# Thread: Evaluating this indefinite integral

1. ## Evaluating this indefinite integral

It's the indefinite integral of (3x-7)^1.7 dx I don't even know where I'd begin finding that antiderivative, maybe substitution of some sort? Could someone walk me through this?

2. Originally Posted by fattydq
It's the indefinite integral of (3x-7)^1.7 dx I don't even know where I'd begin finding that antiderivative, maybe substitution of some sort? Could someone walk me through this?
Let $\displaystyle u=3x-7$ and use the power rule.
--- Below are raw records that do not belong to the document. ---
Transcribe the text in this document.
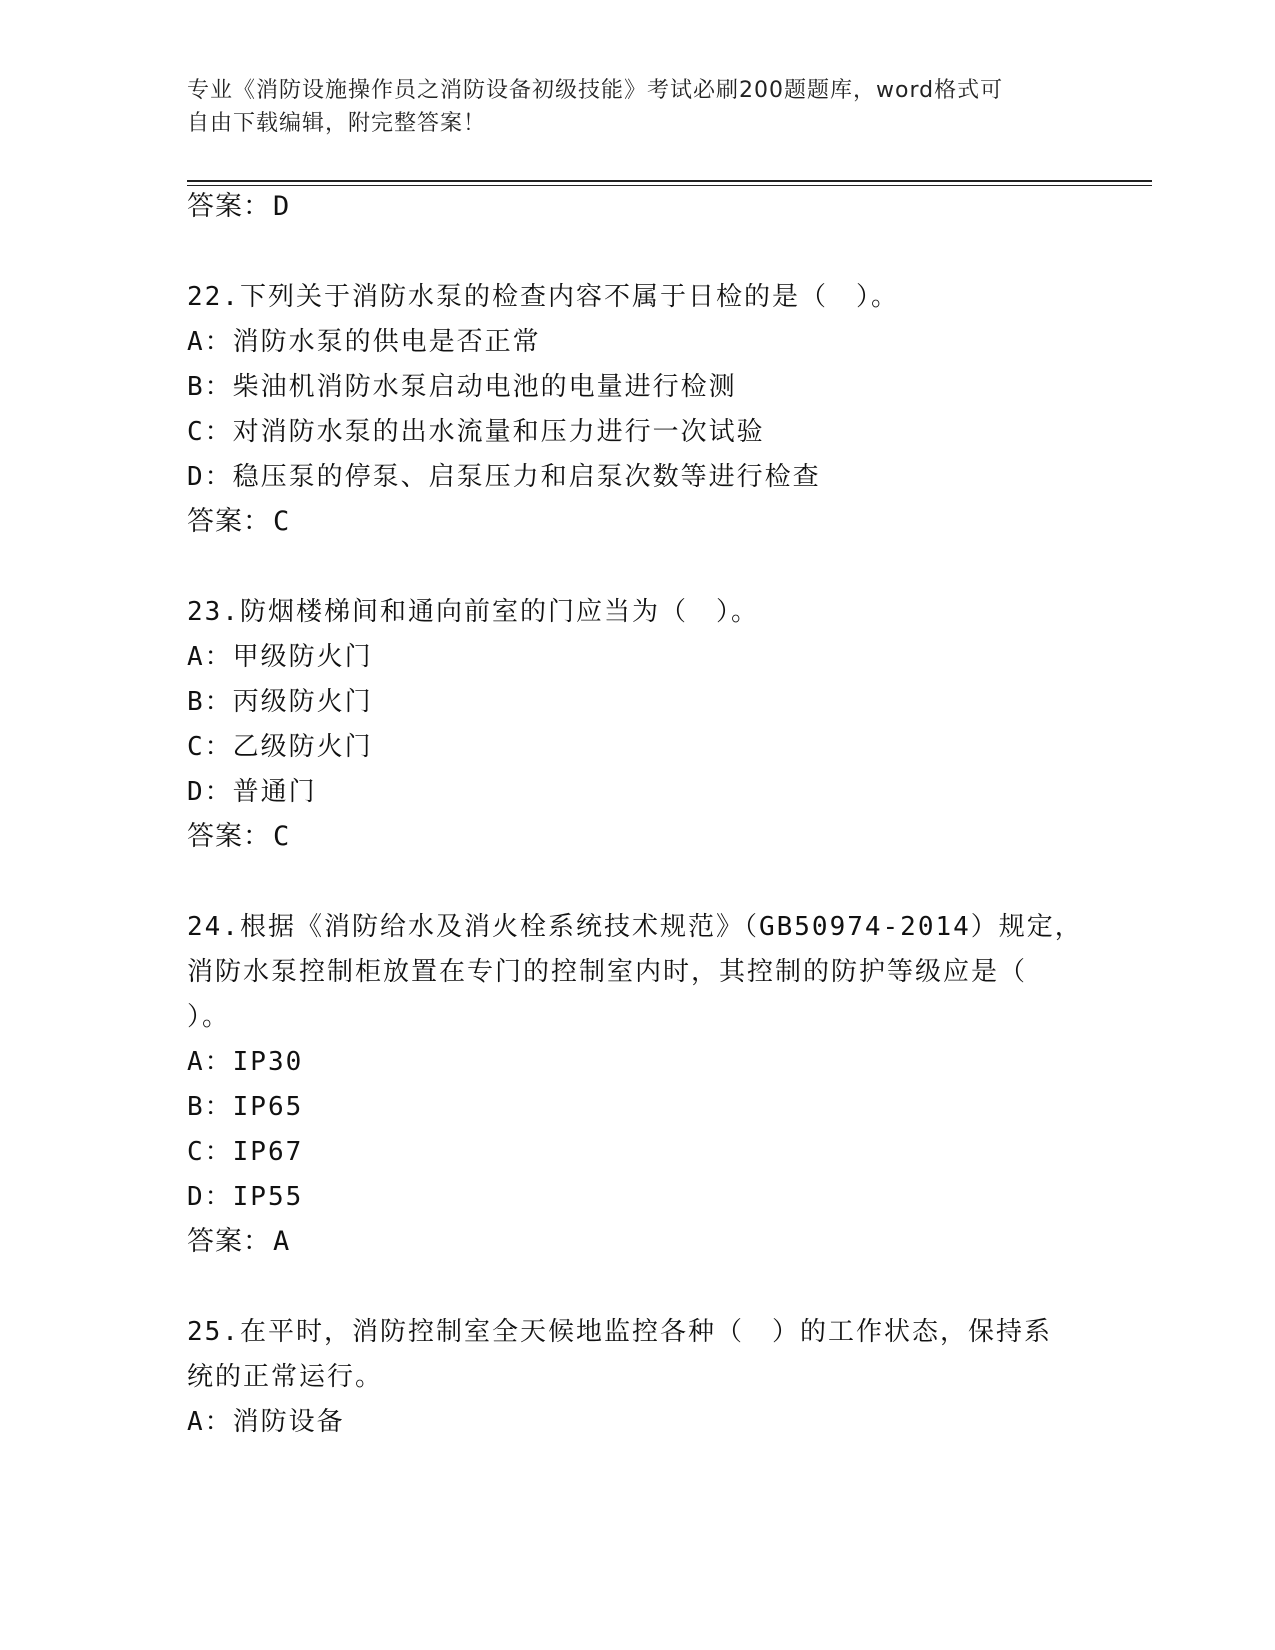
专业《消防设施操作员之消防设备初级技能》考试必刷200题题库，word格式可
自由下载编辑，附完整答案！
答案：D
22.下列关于消防水泵的检查内容不属于日检的是（　）。
A：消防水泵的供电是否正常
B：柴油机消防水泵启动电池的电量进行检测
C：对消防水泵的出水流量和压力进行一次试验
D：稳压泵的停泵、启泵压力和启泵次数等进行检查
答案：C
23.防烟楼梯间和通向前室的门应当为（　）。
A：甲级防火门
B：丙级防火门
C：乙级防火门
D：普通门
答案：C
24.根据《消防给水及消火栓系统技术规范》（GB50974-2014）规定，
消防水泵控制柜放置在专门的控制室内时，其控制的防护等级应是（
）。
A：IP30
B：IP65
C：IP67
D：IP55
答案：A
25.在平时，消防控制室全天候地监控各种（　）的工作状态，保持系
统的正常运行。
A：消防设备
This one is pretty easy.

3. Originally Posted by fattydq
It's the indefinite integral of (3x-7)^1.7 dx I don't even know where I'd begin finding that antiderivative, maybe substitution of some sort? Could someone walk me through this?
$\displaystyle \int{(3x - 7)^{1.7}\,dx} = \frac{1}{3}\int{(3x - 7)^{1.7}\cdot 3\,dx}$

Let $\displaystyle u = 3x - 7$ so that $\displaystyle \frac{du}{dx} = 3$.

So the integral becomes

$\displaystyle \frac{1}{3}\int{u^{1.7}\frac{du}{dx}\,dx} = \frac{1}{3}\int{u^{1.7}\,du}$.

I trust you can go from here

4. Originally Posted by Reckoner
Let $\displaystyle u=3x-7$ and use the power rule. This one is pretty easy.
So it would end up being 1/3 the integral of u^1.7 which would end up being (u^2.7)/2.7 times 1/3, with u resub'd back in? so 1/3 times (3x-7)^2.7 over 2.7?

Originally Posted by Prove It
$\displaystyle \int{(3x - 7)^{1.7}\,dx} = \frac{1}{3}\int{(3x - 7)^{1.7}\cdot 3\,dx}$

Let $\displaystyle u = 3x - 7$ so that $\displaystyle \frac{du}{dx} = 3$.

So the integral becomes

$\displaystyle \frac{1}{3}\int{u^{1.7}\frac{du}{dx}\,dx} = \frac{1}{3}\int{u^{1.7}\,du}$.

I trust you can go from here
So my final answer would just be 1/3 times (3x-7)^2.7/2.7?

5. Originally Posted by fattydq
So my final answer would just be 1/3 times (3x-7)^2.7/2.7?
Yes, plus an arbitrary constant.